I was struck by the following line in Hall's Quantum Theory for Mathematicians (Ch. 23, p. 484):
In the case $N = T^*M$, for example, with the natural “vertical” polarization, geometric quantization does not allow us to quantize the kinetic energy function, at least not by the “standard procedure” of geometric quantization.
This sounds bad, because for a "free particle" system, the kinetic energy is the Hamiltonian, and without that we don't have a quantum system at all. I'd like to know if the procedure at least produces a "good" quantization for the following "simple" systems.

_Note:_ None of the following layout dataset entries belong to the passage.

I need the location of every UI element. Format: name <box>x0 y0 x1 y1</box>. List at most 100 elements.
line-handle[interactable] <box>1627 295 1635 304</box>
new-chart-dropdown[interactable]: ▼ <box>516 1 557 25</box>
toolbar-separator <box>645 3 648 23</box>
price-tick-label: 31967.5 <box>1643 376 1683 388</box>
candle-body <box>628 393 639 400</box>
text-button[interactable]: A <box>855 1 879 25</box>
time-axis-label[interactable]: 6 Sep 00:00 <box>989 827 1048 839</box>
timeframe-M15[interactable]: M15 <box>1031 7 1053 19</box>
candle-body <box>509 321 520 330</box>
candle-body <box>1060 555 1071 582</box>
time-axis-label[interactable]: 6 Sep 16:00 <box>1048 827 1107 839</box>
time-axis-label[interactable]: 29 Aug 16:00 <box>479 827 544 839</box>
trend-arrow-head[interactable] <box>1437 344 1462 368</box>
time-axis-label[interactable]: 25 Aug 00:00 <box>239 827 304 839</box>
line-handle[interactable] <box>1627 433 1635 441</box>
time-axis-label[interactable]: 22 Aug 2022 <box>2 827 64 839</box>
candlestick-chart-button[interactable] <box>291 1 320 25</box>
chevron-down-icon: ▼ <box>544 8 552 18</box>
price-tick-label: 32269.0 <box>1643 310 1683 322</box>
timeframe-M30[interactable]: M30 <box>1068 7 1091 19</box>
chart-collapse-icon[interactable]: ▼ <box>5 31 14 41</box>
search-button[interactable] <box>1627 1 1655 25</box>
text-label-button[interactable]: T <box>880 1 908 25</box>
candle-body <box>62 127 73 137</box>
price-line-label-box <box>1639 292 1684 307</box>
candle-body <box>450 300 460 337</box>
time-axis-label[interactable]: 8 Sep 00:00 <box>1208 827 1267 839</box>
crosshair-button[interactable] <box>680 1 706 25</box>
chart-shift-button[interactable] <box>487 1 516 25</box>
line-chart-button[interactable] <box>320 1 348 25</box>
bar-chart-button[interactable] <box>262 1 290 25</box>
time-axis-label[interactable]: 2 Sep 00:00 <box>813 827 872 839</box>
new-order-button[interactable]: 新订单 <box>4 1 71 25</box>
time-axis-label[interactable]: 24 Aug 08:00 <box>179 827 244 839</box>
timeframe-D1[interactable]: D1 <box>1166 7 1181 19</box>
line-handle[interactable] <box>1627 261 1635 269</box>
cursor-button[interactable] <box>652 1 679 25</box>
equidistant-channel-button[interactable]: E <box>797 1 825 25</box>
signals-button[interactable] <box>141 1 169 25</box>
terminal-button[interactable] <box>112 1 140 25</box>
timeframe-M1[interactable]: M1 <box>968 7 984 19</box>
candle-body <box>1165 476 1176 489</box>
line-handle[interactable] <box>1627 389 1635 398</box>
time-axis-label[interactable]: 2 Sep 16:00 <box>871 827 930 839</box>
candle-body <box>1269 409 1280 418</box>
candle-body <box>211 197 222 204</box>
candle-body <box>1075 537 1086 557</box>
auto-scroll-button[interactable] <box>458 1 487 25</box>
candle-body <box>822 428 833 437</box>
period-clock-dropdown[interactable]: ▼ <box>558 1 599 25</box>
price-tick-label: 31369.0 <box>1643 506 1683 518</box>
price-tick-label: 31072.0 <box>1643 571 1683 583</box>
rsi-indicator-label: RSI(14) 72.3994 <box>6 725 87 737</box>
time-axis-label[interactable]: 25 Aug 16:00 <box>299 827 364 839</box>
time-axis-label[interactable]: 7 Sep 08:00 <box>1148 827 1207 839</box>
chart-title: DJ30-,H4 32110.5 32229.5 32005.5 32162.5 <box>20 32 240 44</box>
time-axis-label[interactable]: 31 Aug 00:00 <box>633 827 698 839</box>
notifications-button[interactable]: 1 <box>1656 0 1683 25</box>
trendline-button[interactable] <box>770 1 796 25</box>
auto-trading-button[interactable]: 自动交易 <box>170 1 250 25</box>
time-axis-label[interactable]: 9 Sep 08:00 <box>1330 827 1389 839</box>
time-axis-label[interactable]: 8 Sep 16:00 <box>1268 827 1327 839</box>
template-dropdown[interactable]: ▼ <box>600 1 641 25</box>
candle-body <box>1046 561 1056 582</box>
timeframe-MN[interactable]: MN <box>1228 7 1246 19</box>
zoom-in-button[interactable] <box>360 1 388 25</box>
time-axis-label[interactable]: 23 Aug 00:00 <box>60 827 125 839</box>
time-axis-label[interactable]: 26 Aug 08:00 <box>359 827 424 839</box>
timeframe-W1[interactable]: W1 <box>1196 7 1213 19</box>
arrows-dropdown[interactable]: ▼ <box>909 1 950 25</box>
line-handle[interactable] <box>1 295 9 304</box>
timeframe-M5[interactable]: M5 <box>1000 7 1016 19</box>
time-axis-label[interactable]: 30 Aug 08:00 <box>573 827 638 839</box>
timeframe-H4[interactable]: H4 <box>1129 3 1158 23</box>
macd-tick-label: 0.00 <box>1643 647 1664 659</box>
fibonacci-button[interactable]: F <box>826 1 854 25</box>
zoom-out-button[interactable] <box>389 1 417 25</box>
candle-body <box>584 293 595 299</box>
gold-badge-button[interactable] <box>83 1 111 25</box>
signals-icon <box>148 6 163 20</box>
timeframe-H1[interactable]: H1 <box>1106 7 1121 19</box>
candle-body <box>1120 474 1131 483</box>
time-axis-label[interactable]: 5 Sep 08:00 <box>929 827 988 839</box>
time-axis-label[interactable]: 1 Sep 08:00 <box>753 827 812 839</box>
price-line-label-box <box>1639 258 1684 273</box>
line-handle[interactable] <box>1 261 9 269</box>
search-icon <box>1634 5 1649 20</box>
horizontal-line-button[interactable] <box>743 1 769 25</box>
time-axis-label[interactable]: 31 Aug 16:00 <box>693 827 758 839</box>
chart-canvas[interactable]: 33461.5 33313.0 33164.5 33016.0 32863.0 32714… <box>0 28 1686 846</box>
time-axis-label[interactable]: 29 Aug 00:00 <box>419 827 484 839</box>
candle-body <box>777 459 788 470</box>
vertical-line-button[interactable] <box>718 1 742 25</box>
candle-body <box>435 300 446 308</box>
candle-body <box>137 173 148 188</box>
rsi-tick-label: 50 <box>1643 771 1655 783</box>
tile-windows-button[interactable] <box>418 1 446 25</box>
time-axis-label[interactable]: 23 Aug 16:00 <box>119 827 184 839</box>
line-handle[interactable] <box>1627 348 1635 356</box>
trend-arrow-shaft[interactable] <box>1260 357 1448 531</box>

Let $M$ be a smooth manifold of dimension $1$ or $2$ embedded in $\mathbb R^3$. We will think of $M$ as the configuration space for a particle, say a bead on a wire (in the 1D case) or a particle on a curved surface (in the 2D case). $M$ inherits Riemannian structure from its embedding into $\mathbb R^3$, and there is a way to construct a classical Hamiltonian so that the particle moves along geodesics of $M$. Let $\mathscr S_0$ denote the classical system of a "free" particle constrained to move along $M$, meaning there is no potential function on $M$ that affects the particle's motion. Let $\mathscr S_V$ denote the same system but with a sufficiently nice potential function $V$ on $M$.
Does geometric quantization produce a "good" quantum system for either of these classical systems, meaning that for some (hopefully systematic) choice of polarization, the classical observables of position, momentum, and energy can be quantized? If yes, is the quantization "very good" in the sense that $H=p^2/2m+V$?